Physics of complex fluids: Ring polymers show unexpected motion patterns under shear

The shearing of fluids—meaning the sliding of fluid layers over each other under shear forces—is an important concept in nature and in rheology, the science that studies the flow behavior of matter, including liquids and soft solids. Shear forces are lateral forces applied parallel to a material, inducing deformation or slippage between its layers.

Fluid shear experiments allow the characterization of important rheological properties such as viscosity (resistance to deformation or flow) and thixotropy (decrease in viscosity under the influence of shear), which are important in applications ranging from industrial processes to medicine. Studies on the shear behavior of viscoelastic fluids created by introducing polymers into Newtonian fluids have already been conducted in recent years.

However, a novel approach in the current research involves the consideration of polymer topology—the spatial arrangement and structure of molecules—by using ring polymers. Ring polymers are macromolecules composed of repeating units, forming closed loops without free ends.

A matter of linking

First author Reyhaneh Farimani explains, "For our computer simulation experiments under shear, we considered two similar types of connected ring pairs: One in which the linkage is chemical, called bonded rings (BRs), and one in which the linkage is mechanical via a Hopf link, called polycatenanes (PCs)."

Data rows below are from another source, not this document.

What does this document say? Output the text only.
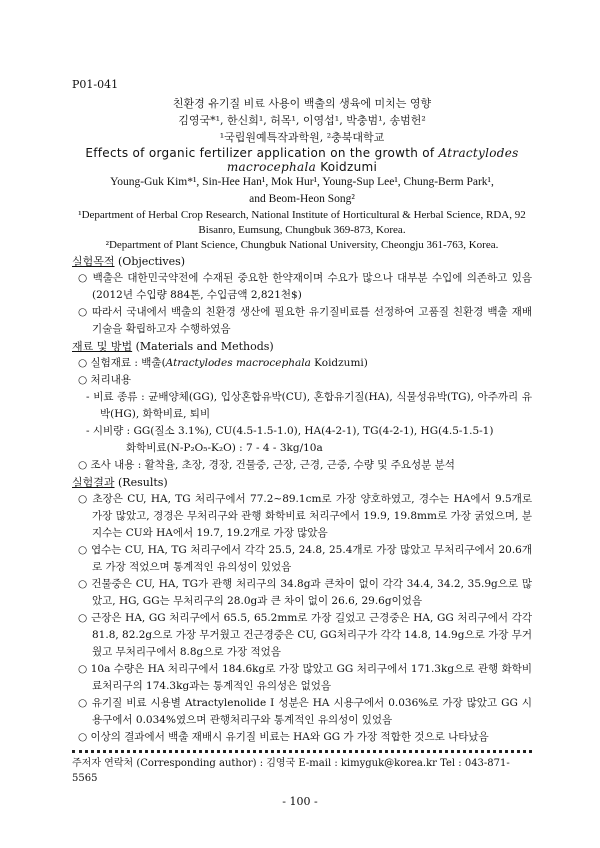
P01-041
친환경 유기질 비료 사용이 백출의 생육에 미치는 영향
김영국*¹, 한신희¹, 허목¹, 이영섭¹, 박충범¹, 송범헌²
¹국립원예특작과학원, ²충북대학교
Effects of organic fertilizer application on the growth of Atractylodes macrocephala Koidzumi
Young-Guk Kim*¹, Sin-Hee Han¹, Mok Hur¹, Young-Sup Lee¹, Chung-Berm Park¹,
and Beom-Heon Song²
¹Department of Herbal Crop Research, National Institute of Horticultural & Herbal Science, RDA, 92 Bisanro, Eumsung, Chungbuk 369-873, Korea.
²Department of Plant Science, Chungbuk National University, Cheongju 361-763, Korea.
실험목적 (Objectives)
○ 백출은 대한민국약전에 수재된 중요한 한약재이며 수요가 많으나 대부분 수입에 의존하고 있음(2012년 수입량 884톤, 수입금액 2,821천$)
○ 따라서 국내에서 백출의 친환경 생산에 필요한 유기질비료를 선정하여 고품질 친환경 백출 재배기술을 확립하고자 수행하였음
재료 및 방법 (Materials and Methods)
○ 실험재료 : 백출(Atractylodes macrocephala Koidzumi)
○ 처리내용
- 비료 종류 : 균배양체(GG), 입상혼합유박(CU), 혼합유기질(HA), 식물성유박(TG), 아주까리 유박(HG), 화학비료, 퇴비
- 시비량 : GG(질소 3.1%), CU(4.5-1.5-1.0), HA(4-2-1), TG(4-2-1), HG(4.5-1.5-1)
화학비료(N-P₂O₅-K₂O) : 7 - 4 - 3kg/10a
○ 조사 내용 : 활착율, 초장, 경장, 건물중, 근장, 근경, 근중, 수량 및 주요성분 분석
실험결과 (Results)
○ 초장은 CU, HA, TG 처리구에서 77.2~89.1cm로 가장 양호하였고, 경수는 HA에서 9.5개로 가장 많았고, 경경은 무처리구와 관행 화학비료 처리구에서 19.9, 19.8mm로 가장 굵었으며, 분지수는 CU와 HA에서 19.7, 19.2개로 가장 많았음
○ 엽수는 CU, HA, TG 처리구에서 각각 25.5, 24.8, 25.4개로 가장 많았고 무처리구에서 20.6개로 가장 적었으며 통계적인 유의성이 있었음
○ 건물중은 CU, HA, TG가 관행 처리구의 34.8g과 큰차이 없이 각각 34.4, 34.2, 35.9g으로 많았고, HG, GG는 무처리구의 28.0g과 큰 차이 없이 26.6, 29.6g이었음
○ 근장은 HA, GG 처리구에서 65.5, 65.2mm로 가장 길었고 근경중은 HA, GG 처리구에서 각각 81.8, 82.2g으로 가장 무거웠고 건근경중은 CU, GG처리구가 각각 14.8, 14.9g으로 가장 무거웠고 무처리구에서 8.8g으로 가장 적었음
○ 10a 수량은 HA 처리구에서 184.6kg로 가장 많았고 GG 처리구에서 171.3kg으로 관행 화학비료처리구의 174.3kg과는 통계적인 유의성은 없었음
○ 유기질 비료 시용별 Atractylenolide I 성분은 HA 시용구에서 0.036%로 가장 많았고 GG 시용구에서 0.034%였으며 관행처리구와 통계적인 유의성이 있었음
○ 이상의 결과에서 백출 재배시 유기질 비료는 HA와 GG 가 가장 적합한 것으로 나타났음
주저자 연락처 (Corresponding author) : 김영국 E-mail : kimyguk@korea.kr Tel : 043-871-5565
- 100 -
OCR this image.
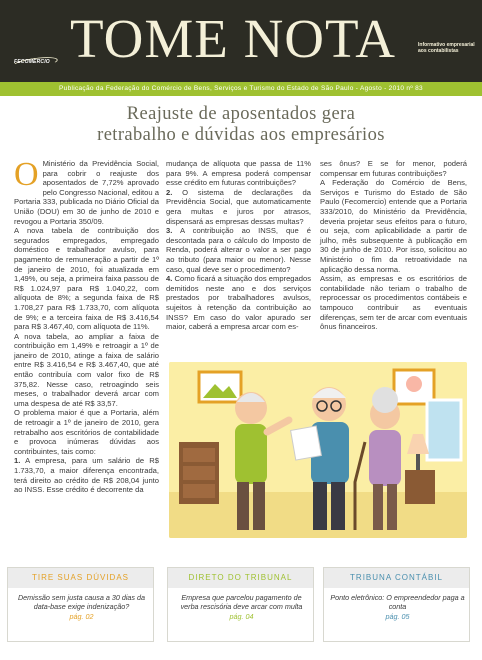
FECOMERCIO TOME NOTA	Informativo empresarial aos contabilistas
Publicação da Federação do Comércio de Bens, Serviços e Turismo do Estado de São Paulo - Agosto - 2010 nº 83
Reajuste de aposentados gera
retrabalho e dúvidas aos empresários
O Ministério da Previdência Social, para cobrir o reajuste dos aposentados de 7,72% aprovado pelo Congresso Nacional, editou a Portaria 333, publicada no Diário Oficial da União (DOU) em 30 de junho de 2010 e revogou a Portaria 350/09.

A nova tabela de contribuição dos segurados empregados, empregado doméstico e trabalhador avulso, para pagamento de remuneração a partir de 1º de janeiro de 2010, foi atualizada em 1,49%, ou seja, a primeira faixa passou de R$ 1.024,97 para R$ 1.040,22, com alíquota de 8%; a segunda faixa de R$ 1.708,27 para R$ 1.733,70, com alíquota de 9%; e a terceira faixa de R$ 3.416,54 para R$ 3.467,40, com alíquota de 11%.

A nova tabela, ao ampliar a faixa de contribuição em 1,49% e retroagir a 1º de janeiro de 2010, atinge a faixa de salário entre R$ 3.416,54 e R$ 3.467,40, que até então contribuía com valor fixo de R$ 375,82. Nesse caso, retroagindo seis meses, o trabalhador deverá arcar com uma despesa de até R$ 33,57.

O problema maior é que a Portaria, além de retroagir a 1º de janeiro de 2010, gera retrabalho aos escritórios de contabilidade e provoca inúmeras dúvidas aos contribuintes, tais como:

1. A empresa, para um salário de R$ 1.733,70, a maior diferença encontrada, terá direito ao crédito de R$ 208,04 junto ao INSS. Esse crédito é decorrente da

mudança de alíquota que passa de 11% para 9%. A empresa poderá compensar esse crédito em futuras contribuições?

2. O sistema de declarações da Previdência Social, que automaticamente gera multas e juros por atrasos, dispensará as empresas dessas multas?

3. A contribuição ao INSS, que é descontada para o cálculo do Imposto de Renda, poderá alterar o valor a ser pago ao tributo (para maior ou menor). Nesse caso, qual deve ser o procedimento?

4. Como ficará a situação dos empregados demitidos neste ano e dos serviços prestados por trabalhadores avulsos, sujeitos à retenção da contribuição ao INSS? Em caso do valor apurado ser maior, caberá a empresa arcar com es-

ses ônus? E se for menor, poderá compensar em futuras contribuições?

A Federação do Comércio de Bens, Serviços e Turismo do Estado de São Paulo (Fecomercio) entende que a Portaria 333/2010, do Ministério da Previdência, deveria projetar seus efeitos para o futuro, ou seja, com aplicabilidade a partir de julho, mês subsequente à publicação em 30 de junho de 2010. Por isso, solicitou ao Ministério o fim da retroatividade na aplicação dessa norma.

Assim, as empresas e os escritórios de contabilidade não teriam o trabalho de reprocessar os procedimentos contábeis e tampouco contribuir as eventuais diferenças, sem ter de arcar com eventuais ônus financeiros.

TIRE SUAS DÚVIDAS
Demissão sem justa causa a 30 dias da data-base exige indenização?
pág. 02
DIRETO DO TRIBUNAL
Empresa que parcelou pagamento de verba rescisória deve arcar com multa
pág. 04
TRIBUNA CONTÁBIL
Ponto eletrônico: O empreendedor paga a conta
pág. 05
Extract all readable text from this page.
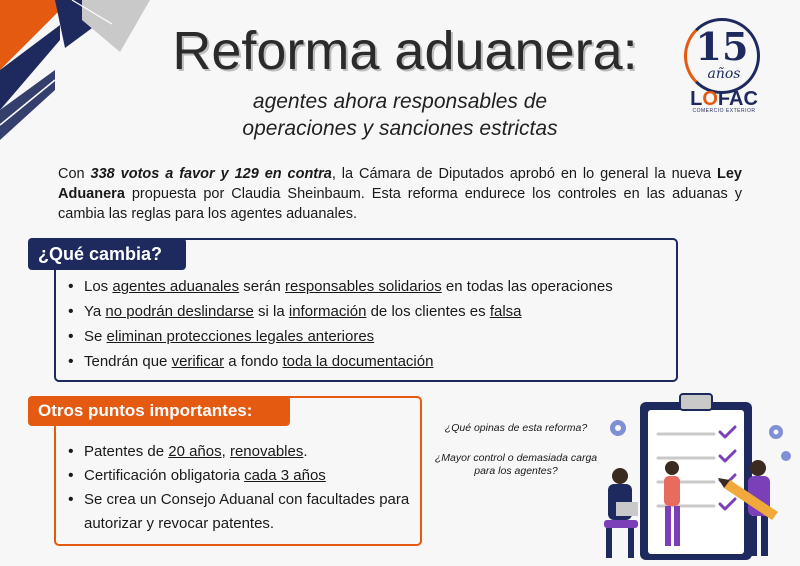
15
años
LOFAC
COMERCIO EXTERIOR
Reforma aduanera:
agentes ahora responsables de
operaciones y sanciones estrictas
Con 338 votos a favor y 129 en contra, la Cámara de Diputados aprobó en lo general la nueva Ley Aduanera propuesta por Claudia Sheinbaum. Esta reforma endurece los controles en las aduanas y cambia las reglas para los agentes aduanales.
¿Qué cambia?
• Los agentes aduanales serán responsables solidarios en todas las operaciones
• Ya no podrán deslindarse si la información de los clientes es falsa
• Se eliminan protecciones legales anteriores
• Tendrán que verificar a fondo toda la documentación
Otros puntos importantes:
• Patentes de 20 años, renovables.
• Certificación obligatoria cada 3 años
• Se crea un Consejo Aduanal con facultades para autorizar y revocar patentes.
¿Qué opinas de esta reforma?
¿Mayor control o demasiada carga para los agentes?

Special emphasis was placed on taking into account hydrodynamic interactions through appropriate simulation techniques, which proved to be crucial since a delicate interplay between fluctuating hydrodynamics and topology governs the emerging patterns.

The results were surprising: On the one hand, the response of the two components, BRs, and PCs, was very different from each other—and on the other hand, it was clearly different from that of various other polymer types, such as linear, star, or branched. In particular, the dominant dynamic pattern in other polymers under shear ("vorticity tumbling") is either suppressed (BRs) or virtually absent (PCs) in these topologically modified polymers.

Unexpected types of tumbling

"What we discovered," says Christos Likos, co-author of the study, "are completely unexpected dynamic patterns in both ring polymer types, which we call gradient-tumbling and slip-tumbling." Due to an interplay between hydrodynamics and ring topology, the BR molecules tumble around the gradient direction, which is perpendicular to the vorticity and flow axes. BRs are found to be in a continuous gradient-tumbling motion under shear.

On the contrary, PCs become thin, orient themselves close to the flow axis, and maintain a fixed, stretched, and non-tumbling conformation under shear. Instead, due to their peculiar form of mechanical linkage, PCs exhibit intermittent dynamics, with occasional exchange of the two rings as they slip through each other, a pattern the authors of the paper call slip-tumbling.

These unexpected modes of motion, which bear unique signatures of the topologies of the polymer compounds, underscore the importance of the interplay between hydrodynamics and polymer architecture. In fact, the researchers found in their simulations that when the backflow effects are artificially eliminated, the differences between BRs and PCs disappear.

These dynamical modes also have a noticeable effect on the mechanical properties of the solution since BRs release internal stresses by tumbling, whereas PCs store stresses permanently, resulting in a much higher viscosity in the latter case. This leads to the hypothesis that the different tumbling motions and structures of PCs and BRs could influence the shear viscosity—a fluid's resistance to flow under shear reflecting its internal friction and ability to deform—of highly concentrated solutions or polymer melts of these molecules.

Further experimental and theoretical studies are needed to test this hypothesis. The current study was conducted by a scientific cooperation between the University of Vienna, the Sharif University of Technology in Iran, and the International School of Advanced Studies (SISSA) in Italy.

The work is published in the journal Physical Review Letters.